Митя на этот раз удивленно взглянул в лицо отца.

– Что ты, тятя! Ведь вот, стало быть, я правду сказываю, коли ты так осерчал. Стало, ты сам понимаешь? Вот теперь у нас трое с Суконного двора. Один из них жалится, поди, к вечеру захворает. Силантий, поди, чрез день, два… Чего смотришь? Известно, через день, два помрет. А они у нас в дому, а хворость страсть от одного к другому лезет. Ну, что же из того будет? Ты вот старый человек, а я махонький. Я вот так скажу: вся Москва перемрет… И будет это… из-за нашего двора Суконного!..

Митя замолчал. Артамонов прошел два раза по горнице, вдруг остановился, махнул рукой и выговорил:

– Уходи ты. Ну тебя совсем.

Митя пошел к дверям.

– Постой, Митрий, – остановил старик, – я тебе вот что скажу. От своей судьбы не уйдешь. Коли все, что ты сказываешь, – правда и быть беде великой по всей Москве, то быть тогда тебе в дому моем набольшим. Сам тебе скажу тогда, что у тебя больше разума, чем у меня, стало быть, ты и начальствуй во всех делах. А коли ничего не будет да все ты врал, так же врал, как и подлецы дохтуры завсегда врут, ну, Митрий, тогда смотри! Будет у меня в доме три миндаля и всех трех гнать учну, и третьего миндаленка пуще всех.

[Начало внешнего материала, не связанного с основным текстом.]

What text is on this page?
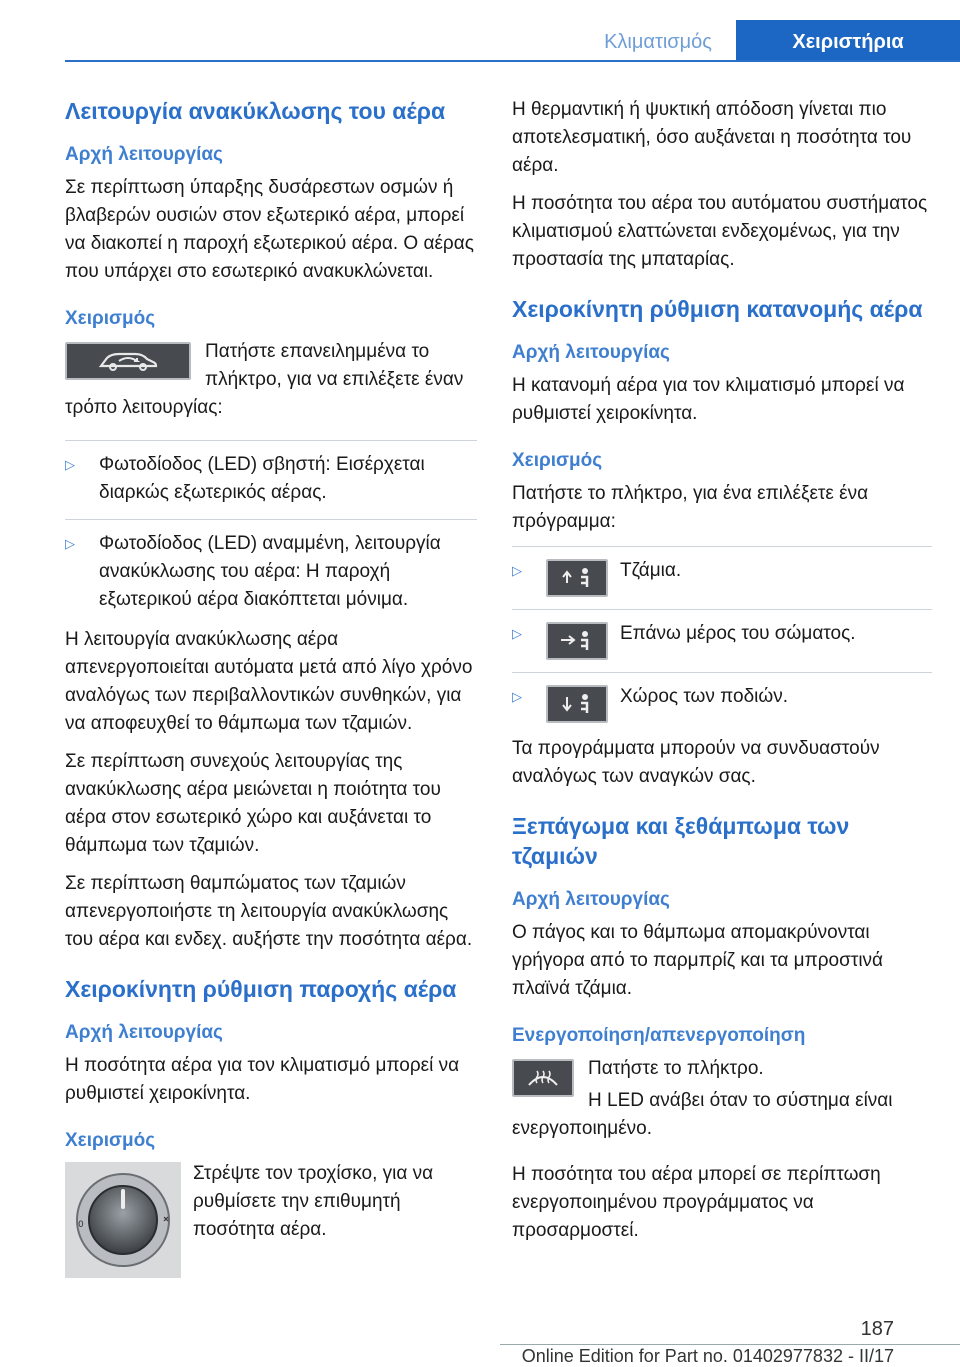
Κλιματισμός	Χειριστήρια
Λειτουργία ανακύκλωσης του αέρα
Αρχή λειτουργίας
Σε περίπτωση ύπαρξης δυσάρεστων οσμών ή βλαβερών ουσιών στον εξωτερικό αέρα, μπορεί να διακοπεί η παροχή εξωτερικού αέρα. Ο αέρας που υπάρχει στο εσωτερικό ανακυκλώνεται.
Χειρισμός
Πατήστε επανειλημμένα το πλήκτρο, για να επιλέξετε έναν τρόπο λειτουργίας:
▷	Φωτοδίοδος (LED) σβηστή: Εισέρχεται διαρκώς εξωτερικός αέρας.
▷	Φωτοδίοδος (LED) αναμμένη, λειτουργία ανακύκλωσης του αέρα: Η παροχή εξωτερικού αέρα διακόπτεται μόνιμα.
Η λειτουργία ανακύκλωσης αέρα απενεργοποιείται αυτόματα μετά από λίγο χρόνο αναλόγως των περιβαλλοντικών συνθηκών, για να αποφευχθεί το θάμπωμα των τζαμιών.
Σε περίπτωση συνεχούς λειτουργίας της ανακύκλωσης αέρα μειώνεται η ποιότητα του αέρα στον εσωτερικό χώρο και αυξάνεται το θάμπωμα των τζαμιών.
Σε περίπτωση θαμπώματος των τζαμιών απενεργοποιήστε τη λειτουργία ανακύκλωσης του αέρα και ενδεχ. αυξήστε την ποσότητα αέρα.
Χειροκίνητη ρύθμιση παροχής αέρα
Αρχή λειτουργίας
Η ποσότητα αέρα για τον κλιματισμό μπορεί να ρυθμιστεί χειροκίνητα.
Χειρισμός
0
Στρέψτε τον τροχίσκο, για να ρυθμίσετε την επιθυμητή ποσότητα αέρα.
Η θερμαντική ή ψυκτική απόδοση γίνεται πιο αποτελεσματική, όσο αυξάνεται η ποσότητα του αέρα.
Η ποσότητα του αέρα του αυτόματου συστήματος κλιματισμού ελαττώνεται ενδεχομένως, για την προστασία της μπαταρίας.
Χειροκίνητη ρύθμιση κατανομής αέρα
Αρχή λειτουργίας
Η κατανομή αέρα για τον κλιματισμό μπορεί να ρυθμιστεί χειροκίνητα.
Χειρισμός
Πατήστε το πλήκτρο, για ένα επιλέξετε ένα πρόγραμμα:
▷	Τζάμια.
▷	Επάνω μέρος του σώματος.
▷	Χώρος των ποδιών.
Τα προγράμματα μπορούν να συνδυαστούν αναλόγως των αναγκών σας.
Ξεπάγωμα και ξεθάμπωμα των τζαμιών
Αρχή λειτουργίας
Ο πάγος και το θάμπωμα απομακρύνονται γρήγορα από το παρμπρίζ και τα μπροστινά πλαϊνά τζάμια.
Ενεργοποίηση/απενεργοποίηση
Πατήστε το πλήκτρο.
Η LED ανάβει όταν το σύστημα είναι ενεργοποιημένο.
Η ποσότητα του αέρα μπορεί σε περίπτωση ενεργοποιημένου προγράμματος να προσαρμοστεί.
187
Online Edition for Part no. 01402977832 - II/17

Артамонов говорил полушутя, полусерьезно, но Митя не шутливым, а немного грустным голосом отвечал, тряхнув головой:

– Нету, тятя, уж трех-то миндалей никак в дому не будет. Из трех один не выживет, а я, как ты сказываешь, буду поставлен набольшим. Потому что все, про что я тебе сказывал, – все то будет. Вот помяни мое слово!

– Кто тебе это сказал? – снова нетерпеливо крикнул Артамонов.

– Моя башка, тятя, сказала. Ей только я и верю.

– А моей не веришь?

– Твоей… – как бы колеблясь, проговорил мальчуган.

– Ну да, моей… – снова гневно кричал старик.

И Митя махнул рукой, как бы говоря: «Опять сердишься!» И, не отвечая, он вышел вон.

Артамонов остановился среди горницы, передумывая и как бы взвешивая значение всего, что говорил сейчас здесь четырнадцатилетний мальчуган. Старик, вспоминая слова любимого сына, невольно раза два улыбнулся самодовольно. Он видел, что этот сынишка с каждым днем становится разумней; не только умнее, дальновиднее, толковее его самого. И Артамонов смутно готов был желать, чтобы слова сынишки оправдались, хотя бы ради того только, чтобы поклониться ему потом и всех заставить поклониться.

«Вот, мол, гляди, один на всю Москву все предвидел! Вот голова-то. Кланяйтесь, люди! Что из этакого мальчугана будет?»